The transportation sector, accounting for about one fifth of all greenhouse gas emissions, is facing a significant transformation in order to become more climate-friendly. In terms of air transportation, there are several important steps on the way to making flying sustainable both for the planet itself and for people directly or indirectly being exposed to its effects. In the state of the current air traffic operations, where environmentally friendly propulsion systems and fuels are not yet implemented on a large scale, enhancing the efficiency in the airspace can help to bring us closer to the environmental goals of aviation. Such solutions may include improved synchronization of arriving flights in the Terminal Maneuvering Area (TMA), in which congestion is a problem for many airports.  

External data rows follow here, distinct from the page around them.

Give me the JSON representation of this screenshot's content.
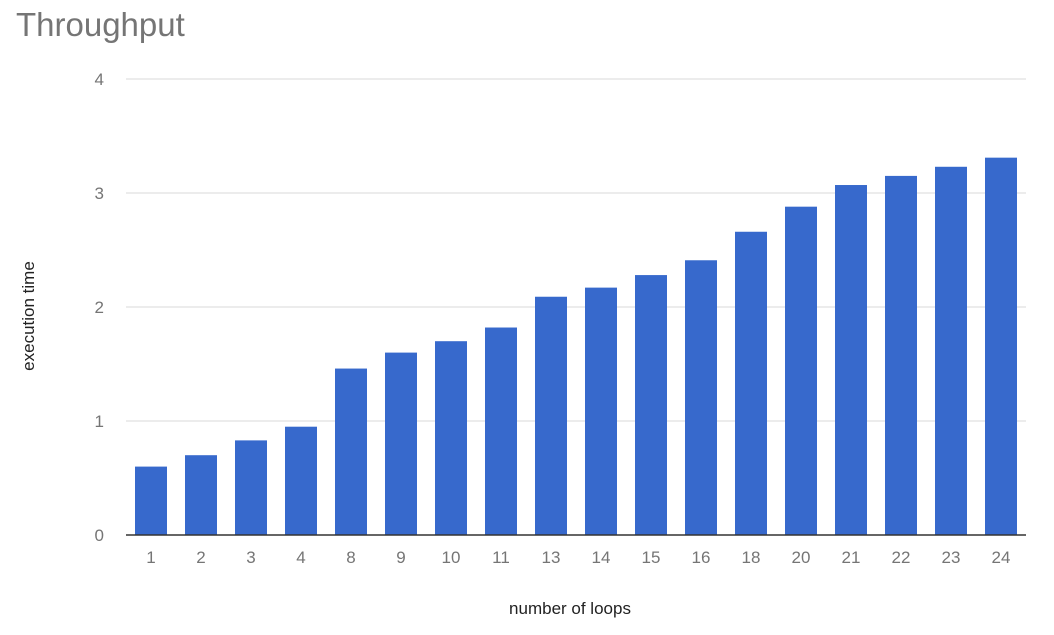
{
  "chart_data": {
    "type": "bar",
    "title": "Throughput",
    "xlabel": "number of loops",
    "ylabel": "execution time",
    "categories": [
      "1",
      "2",
      "3",
      "4",
      "8",
      "9",
      "10",
      "11",
      "13",
      "14",
      "15",
      "16",
      "18",
      "20",
      "21",
      "22",
      "23",
      "24"
    ],
    "series": [
      {
        "values": [
          0.6,
          0.7,
          0.83,
          0.95,
          1.46,
          1.6,
          1.7,
          1.82,
          2.09,
          2.17,
          2.28,
          2.41,
          2.66,
          2.88,
          3.07,
          3.15,
          3.23,
          3.31
        ]
      }
    ],
    "ylim": [
      0,
      4
    ],
    "yticks": [
      0,
      1,
      2,
      3,
      4
    ],
    "grid": true,
    "legend": "none",
    "colors": {
      "bar": "#3769CC",
      "grid": "#d9d9d9",
      "axis": "#333333",
      "tick_text": "#757575",
      "title_text": "#757575"
    }
  }
}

In this thesis, we first explore and develop methodologies for assessing the environmental impact of the operations in TMA. More specifically, the goal of the assessments is to quantify the additional fuel consumption, gaseous emissions and noise that comes from horizontally and vertically inefficient arrival operations in TMA. We perform our assessments on a couple of European airports, including Stockholm-Arlanda.   

Secondly, we propose a Mixed Integer Programming (MIP)-based optimization model which provides for conflict-free arrival operations, where aircraft fly fuel-efficient Continuous Descent Operations (CDOs), applied to Point Merge (PM) arrival procedures, with the primary purpose to serve as a route assigner. We base our optimization on real scenarios, from actual transmitted flight data, and model realistic descent profiles considering the operational capabilities of the specific aircraft type. Additionally, the optimization model ensures the required spacing between aircraft taking off and landing in case the runway is used in a mixed mode. We evaluate our solutions by assessing numerous performance metrics, including environmental efficiency, and compare to the actual trajectories of the real operations. On two European airports implementing PM procedures, we demonstrate that our optimization model provides improved vertical performance as well as reduced time and distance flown in TMA, contributing to reduced levels of noise and fuel savings, accompanied by decreased emissions.